The Kremlin reiterated that Russia does not recognize the jurisdiction of the ICC. “Russia is doing and will do what suits its interests,” Kremlin spokesman Dmitry Peskov said Bushmans utterances.
The Russian Ambassador in Berlin, Sergei Nechayev, threw Germany an escalation course. “The irresponsible statements by some German officials that they support and are prepared to implement the illegal and utterly absurd ICC decision are extremely worrying and indicate how far removed from reality they are in their quest to further escalate the conflict with Russia let it go,” said the diplomat.
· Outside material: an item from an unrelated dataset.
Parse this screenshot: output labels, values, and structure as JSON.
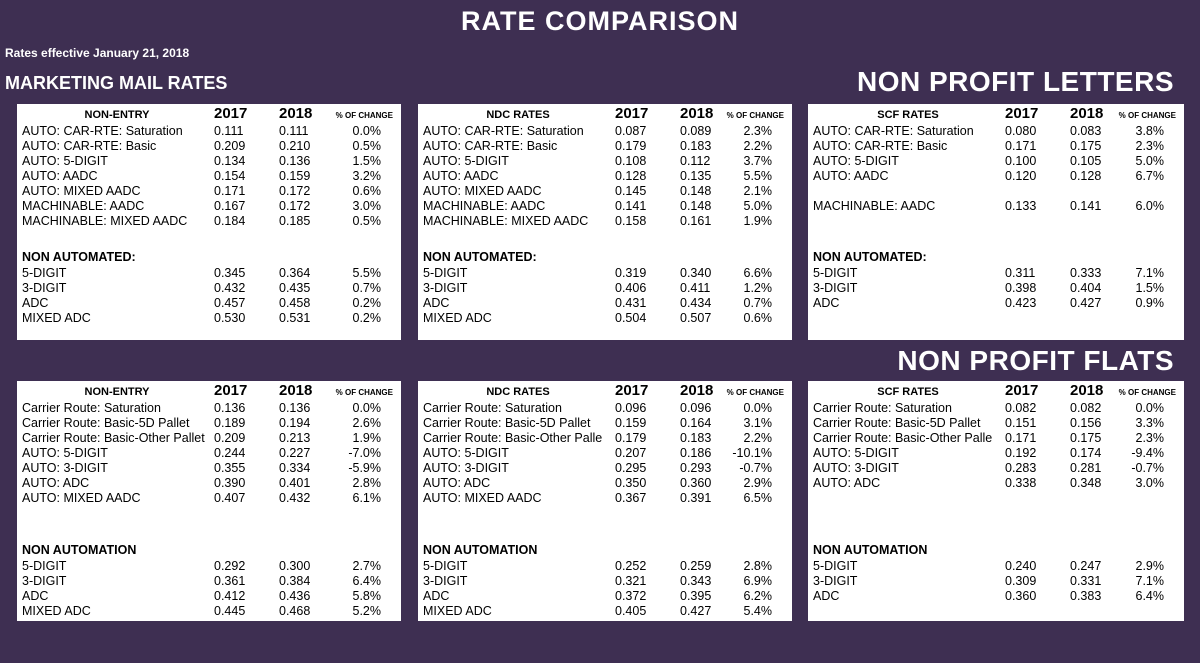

The national investigative committee in Moscow announced an examination of Bushman’s statements and a reaction.
The court in The Hague, Netherlands, issued an arrest warrant against Putin for war crimes in Ukraine on Friday. Investigators blame him for kidnapping children from occupied Ukrainian territory to Russian territory. Russia emphasizes that it has brought the children to safety before the fighting during the war. In addition to Russia, the USA and China also do not recognize the court. In total, more than 120 countries have ratified the Rome Statute.